No obstante, somos conscientes de que las reglas de ese juego no se “respeta” y, por consiguiente, no se hace cálida la vida en sociedad o, simplemente, matrimonial, maternal y paternal o entre amigos. Es decir, que cada vez más nos cuesta más honrar al otro. ¿Por qué? Pues posiblemente se deba a que nos agota hasta la saciedad compartir nuestras vidas por razones obvias, o sea, por falta de respeto del otro o de uno hacia esa persona. La cuestión es que, a partir de la dureza con la que tratamos los sentimientos más puros de nuestros vecinos, maridos o esposas, pareja de hecho o lo que sea, tiende a acrecentarse las distancias y, por lo tanto, la falta de diálogo y de sentido en una sociedad o, como ya cité antes, en la vida en pareja o familiar.
A mi juicio —y que conste que sólo pretendo compartir un análisis individual—, los vascos, o el lehendakari Ibarretxe, deben comprender que toda base de éxito reside en el respeto mutuo. El respeto a la igualdad de las clases y las sociedades, el respeto a decidir o pensar lo que cada uno estime oportuno y también el respeto hacia un pueblo que, de común acuerdo, creó una Constitución con el ánimo de amparar a todos y cada uno de los ciudadanos, sin distinciones o exclusiones. Como también considero legítimo (aunque no lo comparto) que los vascos, una mayoría de los vascos, una minoría de los vascos o solo un vascuence, deseen desvincularse de la administración central y, para ello, hayan creado un plan, el llamado Plan Ibarretxe.

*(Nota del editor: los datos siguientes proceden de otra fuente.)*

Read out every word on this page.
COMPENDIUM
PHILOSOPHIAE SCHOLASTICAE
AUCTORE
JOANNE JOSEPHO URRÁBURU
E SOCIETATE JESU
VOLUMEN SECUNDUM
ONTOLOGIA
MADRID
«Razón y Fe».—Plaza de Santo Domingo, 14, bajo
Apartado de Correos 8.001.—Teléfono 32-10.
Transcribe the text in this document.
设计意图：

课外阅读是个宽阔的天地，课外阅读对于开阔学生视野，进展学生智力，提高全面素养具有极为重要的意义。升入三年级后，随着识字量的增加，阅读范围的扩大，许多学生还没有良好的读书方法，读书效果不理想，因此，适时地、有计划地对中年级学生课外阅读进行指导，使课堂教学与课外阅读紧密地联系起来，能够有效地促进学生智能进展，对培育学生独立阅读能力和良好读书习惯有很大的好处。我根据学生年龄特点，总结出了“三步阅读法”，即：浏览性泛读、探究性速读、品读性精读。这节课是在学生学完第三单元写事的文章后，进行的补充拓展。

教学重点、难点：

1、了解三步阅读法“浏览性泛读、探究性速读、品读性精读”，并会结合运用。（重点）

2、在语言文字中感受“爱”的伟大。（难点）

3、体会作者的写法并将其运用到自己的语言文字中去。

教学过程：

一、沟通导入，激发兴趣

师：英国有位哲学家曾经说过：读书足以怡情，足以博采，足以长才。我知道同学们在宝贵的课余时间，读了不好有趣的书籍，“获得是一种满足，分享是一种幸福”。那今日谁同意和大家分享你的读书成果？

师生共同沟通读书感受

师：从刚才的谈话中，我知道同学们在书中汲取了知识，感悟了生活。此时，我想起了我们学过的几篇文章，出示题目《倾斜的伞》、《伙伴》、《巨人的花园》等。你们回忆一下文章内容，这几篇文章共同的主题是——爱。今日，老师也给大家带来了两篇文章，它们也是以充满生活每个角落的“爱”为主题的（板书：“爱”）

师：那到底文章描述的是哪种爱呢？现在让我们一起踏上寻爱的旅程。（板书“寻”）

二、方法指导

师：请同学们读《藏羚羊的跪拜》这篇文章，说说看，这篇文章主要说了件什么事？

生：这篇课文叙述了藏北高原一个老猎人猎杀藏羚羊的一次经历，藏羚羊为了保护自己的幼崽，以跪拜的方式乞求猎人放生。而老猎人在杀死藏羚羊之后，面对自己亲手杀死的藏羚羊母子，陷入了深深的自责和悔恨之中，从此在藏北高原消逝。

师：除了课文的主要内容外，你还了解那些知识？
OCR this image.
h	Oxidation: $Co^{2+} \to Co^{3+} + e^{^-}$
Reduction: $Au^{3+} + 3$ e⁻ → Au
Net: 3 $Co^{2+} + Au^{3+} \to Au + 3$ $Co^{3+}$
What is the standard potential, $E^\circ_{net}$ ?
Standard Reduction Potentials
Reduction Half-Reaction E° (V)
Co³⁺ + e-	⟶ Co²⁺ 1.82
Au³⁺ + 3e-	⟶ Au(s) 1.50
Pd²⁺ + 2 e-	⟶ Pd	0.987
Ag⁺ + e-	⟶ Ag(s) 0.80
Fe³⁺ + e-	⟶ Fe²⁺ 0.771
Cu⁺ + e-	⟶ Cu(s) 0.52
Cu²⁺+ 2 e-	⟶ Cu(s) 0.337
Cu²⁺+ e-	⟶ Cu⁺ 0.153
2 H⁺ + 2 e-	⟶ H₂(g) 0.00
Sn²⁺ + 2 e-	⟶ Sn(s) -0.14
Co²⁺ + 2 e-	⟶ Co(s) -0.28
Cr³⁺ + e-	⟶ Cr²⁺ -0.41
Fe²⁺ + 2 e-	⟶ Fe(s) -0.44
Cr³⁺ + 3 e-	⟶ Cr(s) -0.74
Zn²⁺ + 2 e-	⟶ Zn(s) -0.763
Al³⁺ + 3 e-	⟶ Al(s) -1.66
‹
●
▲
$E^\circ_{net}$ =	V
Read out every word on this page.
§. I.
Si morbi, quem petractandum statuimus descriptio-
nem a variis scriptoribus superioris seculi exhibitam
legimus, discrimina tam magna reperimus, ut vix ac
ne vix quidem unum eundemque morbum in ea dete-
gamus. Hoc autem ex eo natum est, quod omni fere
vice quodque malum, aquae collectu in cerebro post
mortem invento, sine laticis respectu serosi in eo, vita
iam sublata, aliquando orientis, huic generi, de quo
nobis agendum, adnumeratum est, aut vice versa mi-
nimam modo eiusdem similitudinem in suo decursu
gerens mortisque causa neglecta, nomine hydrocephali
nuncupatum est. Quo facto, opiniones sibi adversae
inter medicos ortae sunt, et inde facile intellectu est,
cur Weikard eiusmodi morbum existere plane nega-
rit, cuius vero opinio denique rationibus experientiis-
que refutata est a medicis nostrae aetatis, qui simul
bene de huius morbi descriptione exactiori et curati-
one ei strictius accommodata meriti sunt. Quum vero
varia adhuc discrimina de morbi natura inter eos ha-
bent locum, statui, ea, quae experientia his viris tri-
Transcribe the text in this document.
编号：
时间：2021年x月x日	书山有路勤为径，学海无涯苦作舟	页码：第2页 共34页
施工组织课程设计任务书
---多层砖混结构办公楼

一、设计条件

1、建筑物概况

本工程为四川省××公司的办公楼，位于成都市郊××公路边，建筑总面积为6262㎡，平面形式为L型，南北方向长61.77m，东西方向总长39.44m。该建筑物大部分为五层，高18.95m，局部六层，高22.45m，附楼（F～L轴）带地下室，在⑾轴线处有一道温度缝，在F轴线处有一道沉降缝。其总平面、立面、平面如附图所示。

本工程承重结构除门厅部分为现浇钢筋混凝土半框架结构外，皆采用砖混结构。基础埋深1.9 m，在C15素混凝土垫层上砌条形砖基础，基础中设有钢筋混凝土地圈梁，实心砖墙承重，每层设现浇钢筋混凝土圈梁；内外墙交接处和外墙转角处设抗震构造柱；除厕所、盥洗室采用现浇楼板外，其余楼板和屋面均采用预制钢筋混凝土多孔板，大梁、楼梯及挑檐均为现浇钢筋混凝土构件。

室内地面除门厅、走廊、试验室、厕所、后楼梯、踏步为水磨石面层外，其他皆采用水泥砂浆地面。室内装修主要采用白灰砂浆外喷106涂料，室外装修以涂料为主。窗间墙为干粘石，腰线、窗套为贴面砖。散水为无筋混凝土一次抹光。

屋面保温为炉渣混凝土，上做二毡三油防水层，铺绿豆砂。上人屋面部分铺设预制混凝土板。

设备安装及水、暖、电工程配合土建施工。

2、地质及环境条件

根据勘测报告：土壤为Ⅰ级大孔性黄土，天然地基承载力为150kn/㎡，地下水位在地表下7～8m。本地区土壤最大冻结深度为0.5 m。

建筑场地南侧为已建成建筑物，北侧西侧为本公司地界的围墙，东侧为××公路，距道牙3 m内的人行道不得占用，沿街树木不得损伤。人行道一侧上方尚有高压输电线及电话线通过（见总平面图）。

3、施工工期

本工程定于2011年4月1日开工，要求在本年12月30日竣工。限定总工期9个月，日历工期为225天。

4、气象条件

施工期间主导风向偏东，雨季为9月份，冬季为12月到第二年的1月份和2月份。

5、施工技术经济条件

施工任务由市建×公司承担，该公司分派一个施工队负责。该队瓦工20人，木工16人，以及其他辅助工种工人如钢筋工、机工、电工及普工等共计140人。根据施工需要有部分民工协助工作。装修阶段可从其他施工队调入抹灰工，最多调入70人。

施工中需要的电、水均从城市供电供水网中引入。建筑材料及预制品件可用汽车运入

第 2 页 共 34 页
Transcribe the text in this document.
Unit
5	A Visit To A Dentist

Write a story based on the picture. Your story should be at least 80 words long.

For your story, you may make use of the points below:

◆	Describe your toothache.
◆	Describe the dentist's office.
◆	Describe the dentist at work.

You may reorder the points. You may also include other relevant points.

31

Eso, a mi entender, se llama respeto. Respeto al deseo de un pueblo o un sujeto a alejarse del resto. Simplemente eso, respeto. A partir de ese punto, como ya vengo señalando desde el comienzo, la consolidación de las relaciones entre pueblos o naciones se hace posible. Tanto, que las probabilidades de éxito pueden alcanzar su cota más alta.
Pues bien, dicho esto, si las relaciones en pareja no llegan a esa reflexión, buena gana seguir adelante. Buena gana pretender ganar un hueco en el espacio del otro o de los otros si ni si quiera somos capaces de tener como bandera lo fundamental para ser felices el uno con el otro u otros o, individualmente. Me he referido en buena parte de este artículo a las parejas tomándolas como sustento o como ejemplo de por dónde debemos comenzar nuestras andadas, porque, como no sé si ustedes sabrán, una grandísima mayoría de las separaciones y divorcios que se producen diariamente en nuestro país se debe, precisamente, a esa falta de entendimiento, de respeto a los sentimientos del uno o del otro.
Me gustaría pues —para evitar males mayores y conllevar una vida compartida felizmente—, que todos y todas nos dedicásemos de vez en cuando a disertar sobre la cuestión que les expongo con entusiasmo, pues el laurel se forja a base de eso: de consideración, estima, aprecio, miramiento, veneración, admiración, reverencia, adoración… En fin, en una sola palabra suena así: RESPETO.